Nate Silver on Prediction

With the election two weeks away, it’s difficult to focus on anything else. In addition to daily election news, there are dozens of fresh polls – national polls, state polls, Senate-race polls. It’s a flood of information and a puzzle to figure out what it all means. Nate Silver, of fivethirtyeight.com, is a master of helping to navigate what all the data means and I am addicted to his site. Last week, he wrote a blog based on prediction that had particular interest to me titled “Election Update: Watch New Hampshire For Signs Of A Trump Comeback.”

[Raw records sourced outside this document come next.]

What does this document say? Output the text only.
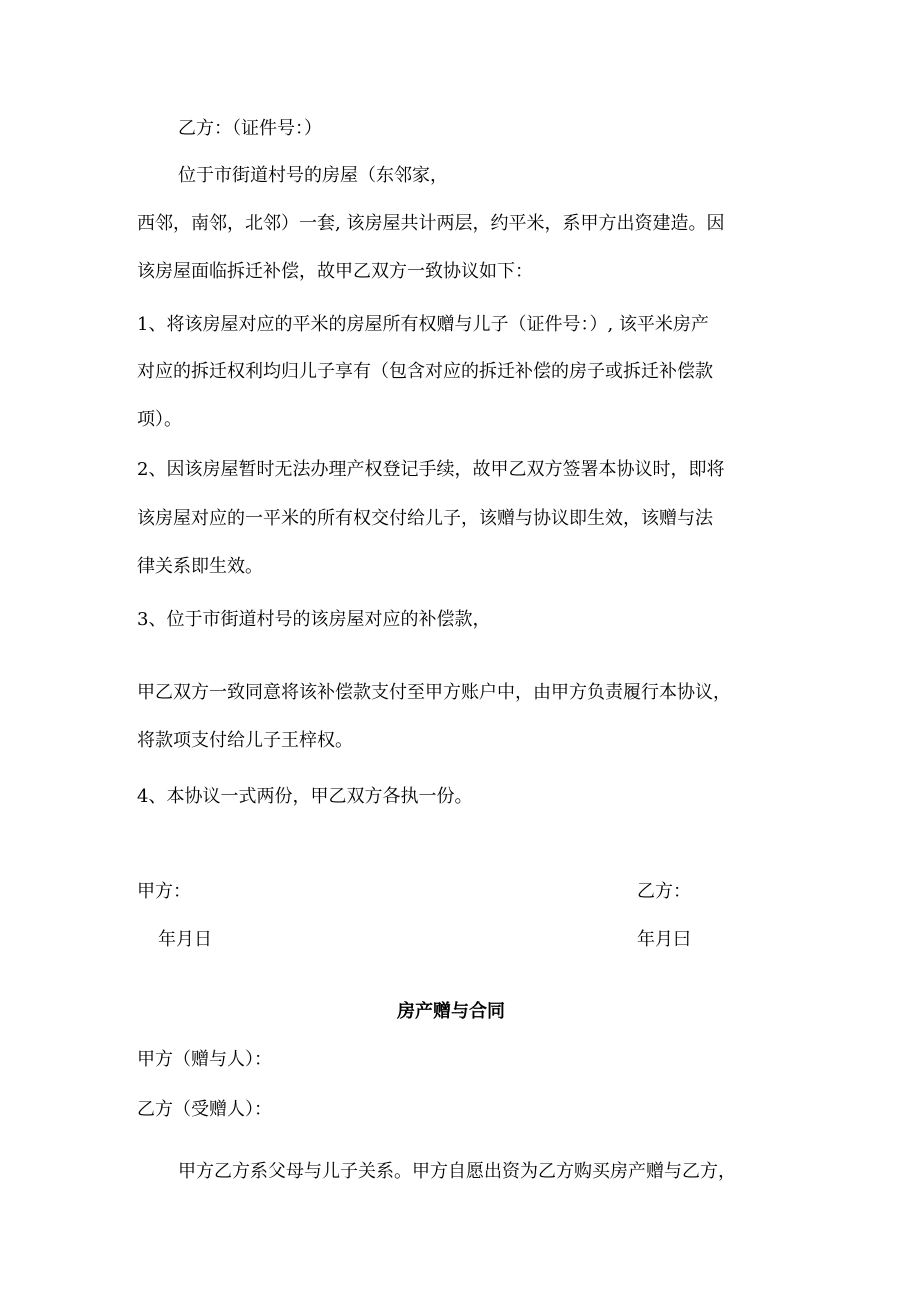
乙方：（证件号：）

位于市街道村号的房屋（东邻家，

西邻，南邻，北邻）一套, 该房屋共计两层，约平米，系甲方出资建造。因

该房屋面临拆迁补偿，故甲乙双方一致协议如下：

1、将该房屋对应的平米的房屋所有权赠与儿子（证件号：）, 该平米房产

对应的拆迁权利均归儿子享有（包含对应的拆迁补偿的房子或拆迁补偿款

项）。

2、因该房屋暂时无法办理产权登记手续，故甲乙双方签署本协议时，即将

该房屋对应的一平米的所有权交付给儿子，该赠与协议即生效，该赠与法

律关系即生效。

3、位于市街道村号的该房屋对应的补偿款，

甲乙双方一致同意将该补偿款支付至甲方账户中，由甲方负责履行本协议，

将款项支付给儿子王梓权。

4、本协议一式两份，甲乙双方各执一份。

甲方：	乙方：

年月日	年月曰

房产赠与合同

甲方（赠与人）：

乙方（受赠人）：

甲方乙方系父母与儿子关系。甲方自愿出资为乙方购买房产赠与乙方，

In the post, he explained circumstances in which New Hampshire could decide the election. What I found most interesting about his blog had little to do with how New Hampshire votes but, rather, with accounting for uncertainty in predictions. Our decisions, about everything from our child’s school to our company’s new product, involve predictions: assumptions about how our decisions will impact the future. This means that predictions always involve uncertainty since we can only guess how the future will turn out. It is probabilistic. There are different types of uncertainty in any prediction and this is what Silver explained so elegantly.

Silver pointed out that Donald Trump trailed Hillary Clinton by almost identical margins in Pennsylvania (-7.4 points) and New Hampshire (-7.6 points) in the latest prediction polling data. According to his model, however, Trump’s chance of winning New Hampshire (16.8%) was nearly 50% higher than his chance of winning Pennsylvania (11.5%). How could that be if the margin was the same for both states?

The cause of the disparity was uncertainty. “As far as our model is concerned, the outcome in New Hampshire is more uncertain than in the other Clinton firewall states [such as Pennsylvania].” Both the quality and quantity of the prediction polling created differences in the certainty about the polling margins. With New Hampshire, he pointed to the built-in uncertainty in polls from smaller, “more demographically idiosyncratic” states like New Hampshire, Hawaii, and Utah. (“If you don’t do a good job of capturing the Mormon vote in Utah, for example, your poll or forecast is going to be way off.”) New Hampshire is much more Demographically homogeneous than Pennsylvania so more subject to polling errors. Also, New Hampshire’s voters swing more than Pennsylvania with national trends meaning that a change in Trump’s favor in the national polls would cause New Hampshire to move more toward Trump than Pennsylvania.

All this means that the confidence in the polls in PA will be higher than those in NH, explaining the difference in the way Silver’s model treats the two states despite the similar margins for Clinton.

Although Nate Silver’s blog was about polling in New Hampshire, the lessons he shared about evaluating polling data apply to our own predictions about the future. In the choices we make, what are the predictive elements? What’s the quality and quantity of information underlying our predictions? Once we ask these questions, we can improve our decisions in two important ways. First, we recognize the need to get better information. Second, we can modify how we rank the alternatives because of the uncertainty in some of the guesses.